UC Berkeley undergrads can add an Israel studies minor starting this fall

June 11, 2024

UC Berkeley will begin offering a minor in Israel studies this fall, coming at a time of acute tension on campus around the Israeli-Palestinian conflict.

The minor, announced in late May and created through Cal’s Helen Diller Institute for Jewish Law and Israel Studies, is open to all undergraduates.

“It’s become clear Israel is a very important topic, and it’s also become clear people are very ignorant about it,” institute faculty co-director Ron Hassner told J. “I believe, and I think we all do at the institute, that teaching Israel studies is a source of moderation, as opposed to extremism.”

While many universities offer Jewish studies degree programs that include Israel courses, among them UC Berkeley, San Francisco State University and Stanford University, standalone Israel minors are rare. Institute leaders developed the Berkeley minor based on the few that exist, including those at the UCLA Nazarian Center for Israel Studies and University of Maryland’s Gildenhorn Institute for Israel Studies.

The minor will require students to take 20 units consisting of five upper-division classes: two core courses and three electives. Courses emphasize the multidisciplinary nature of Israel studies and incorporate social sciences and humanities as well as law, business, science and technology.

The “steady menu of courses” includes some that have been previously offered at UC Berkeley and can now be pursued as part of a minor degree, institute executive director Rebecca Golbert told J.

The minor is designed “for students who want to pursue something deeper and more robust with a formal degree attached to it,” she said.

Its four core courses are “Israel: Politics and Society,” “History of Modern Israel: From the Emergence of Zionism to our Time,” “Comparative Constitutional Law: The Case of Israel” and “War in the Middle East.”

Electives include Jerusalem architectural design, Israeli literature, anthropology, legal principles and religion and spirituality in education.

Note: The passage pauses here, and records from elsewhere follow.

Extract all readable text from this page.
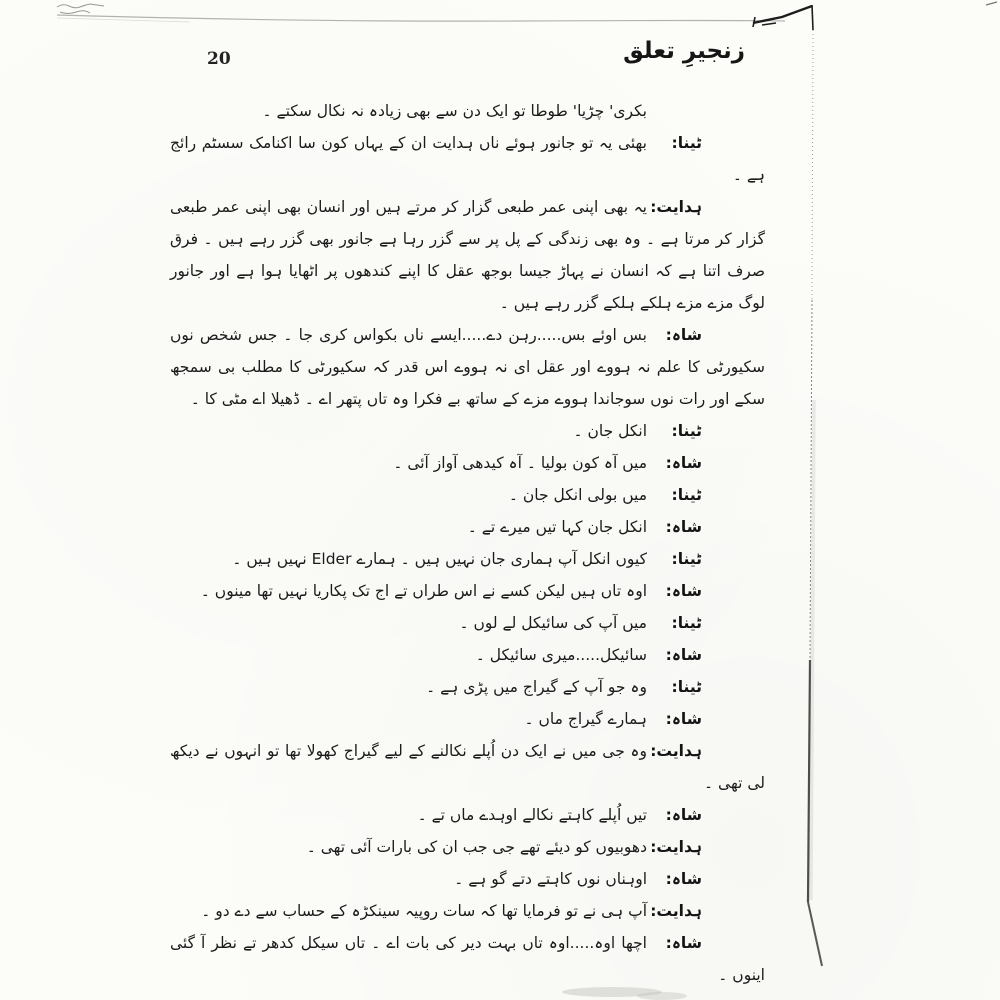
20	زنجیرِ تعلق

بکری' چڑیا' طوطا تو ایک دن سے بھی زیادہ نہ نکال سکتے ۔

ٹینا:
بھئی یہ تو جانور ہوئے ناں ہدایت ان کے یہاں کون سا اکنامک سسٹم رائج ہے ۔

ہدایت:
یہ بھی اپنی عمر طبعی گزار کر مرتے ہیں اور انسان بھی اپنی عمر طبعی گزار کر مرتا ہے ۔ وہ بھی زندگی کے پل پر سے گزر رہا ہے جانور بھی گزر رہے ہیں ۔ فرق صرف اتنا ہے کہ انسان نے پہاڑ جیسا بوجھ عقل کا اپنے کندھوں پر اٹھایا ہوا ہے اور جانور لوگ مزے مزے ہلکے ہلکے گزر رہے ہیں ۔

شاہ:
بس اوئے بس.....رہن دے.....ایسے ناں بکواس کری جا ۔ جس شخص نوں سکیورٹی کا علم نہ ہووے اور عقل ای نہ ہووے اس قدر کہ سکیورٹی کا مطلب بی سمجھ سکے اور رات نوں سوجاندا ہووے مزے کے ساتھ بے فکرا وہ تاں پتھر اے ۔ ڈھیلا اے مٹی کا ۔

ٹینا:
انکل جان ۔

شاہ:
میں آہ کون بولیا ۔ آہ کیدھی آواز آئی ۔

ٹینا:
میں بولی انکل جان ۔

شاہ:
انکل جان کہا تیں میرے تے ۔

ٹینا:
کیوں انکل آپ ہماری جان نہیں ہیں ۔ ہمارے Elder نہیں ہیں ۔

شاہ:
اوہ تاں ہیں لیکن کسے نے اس طراں تے اج تک پکاریا نہیں تھا مینوں ۔

ٹینا:
میں آپ کی سائیکل لے لوں ۔

شاہ:
سائیکل.....میری سائیکل ۔

ٹینا:
وہ جو آپ کے گیراج میں پڑی ہے ۔

شاہ:
ہمارے گیراج ماں ۔

ہدایت:
وہ جی میں نے ایک دن اُپلے نکالنے کے لیے گیراج کھولا تھا تو انہوں نے دیکھ لی تھی ۔

شاہ:
تیں اُپلے کاہتے نکالے اوہدے ماں تے ۔

ہدایت:
دھوبیوں کو دیئے تھے جی جب ان کی بارات آئی تھی ۔

شاہ:
اوہناں نوں کاہتے دتے گو ہے ۔

ہدایت:
آپ ہی نے تو فرمایا تھا کہ سات روپیہ سینکڑہ کے حساب سے دے دو ۔

شاہ:
اچھا اوہ.....اوہ تاں بہت دیر کی بات اے ۔ تاں سیکل کدھر تے نظر آ گئی اینوں ۔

Hebrew and Arabic courses also count toward the minor. “Language is important,” Golbert said. “Hebrew and Arabic are an essential part of any Israel studies program.”

The institute hopes that both Jewish and non-Jewish students choose the new minor, she added.

Hassner, who is the Helen Diller Family Chair in Israel Studies and the Chancellor’s Professor of Political Science, teaches two courses that will count toward the minor. One is the junior seminar “Israel: Politics and Society.”

“So, unexpectedly and contrary to all assumptions, UC Berkeley is a very good place to study about Israel and study Jewish things, Jewish history, but also Israeli law, Israeli politics, Israeli history,” said Hassner, the professor who staged a two-week sit-in vigil in his campus office in March to call attention to antisemitism on campus and pressure the university to address it.

Students with the minor can “walk out of here with a real qualification to advise people about Israel, to engage in leadership around Israel and to make policy around Israel,” he added.

UC Berkeley sophomore Shaya Soleil Keyvanfar, who is part of the institute’s undergraduate fellows program, plans to pursue the new minor this fall.

Keyvanfar, 18, told J. that being Jewish on her embattled campus has — whether she wants it or not — turned her into a kind of Israel spokesperson.

“Unfortunately, as a Jew on a campus, I’ve become an ambassador for Israel, needing to know every fact to defend its existence, which is unfair but it’s the reality of the situation,” she said. “I wanted to equip myself with as many facts as possible … to be knowledgeable about Israel and to defend its existence against the haters.”

The institute, which is self-funded from outside sources, was founded as part of Berkeley’s law school in 2011. It has sponsored more than 100 courses, coordinated learning programs in Israel and brought visiting professors from Israel to teach at Cal during their sabbatical years.

Permanent faculty, including Hassner and Ethan Katz, an associate professor of history and Jewish studies and faculty director of Cal’s Center for Jewish Studies, will teach the minor’s courses, as will visiting professors from Israel.

The announcement follows ongoing unrest on campus by pro-Palestinian and anti-Israel activists following the Oct. 7 Hamas massacre in Israel that sparked the ongoing war and a spike in antisemitism worldwide.

Protesters at Cal, including the UCB Divest Coalition that organized the weekslong tent encampment, have denounced the institute and other Israel-focused academic programs. Pro-Palestinian student groups also protested when the Helen Diller Foundation donated $10 million to the institute in 2021.

“Our name has been mentioned by the Divest Coalition,” Golbert said. “In that sense, anything we do, including the minor, can be a focus of theirs. Our institute has been mentioned numerous times in rallies on the campus, specifically because we view Israel studies as essential.”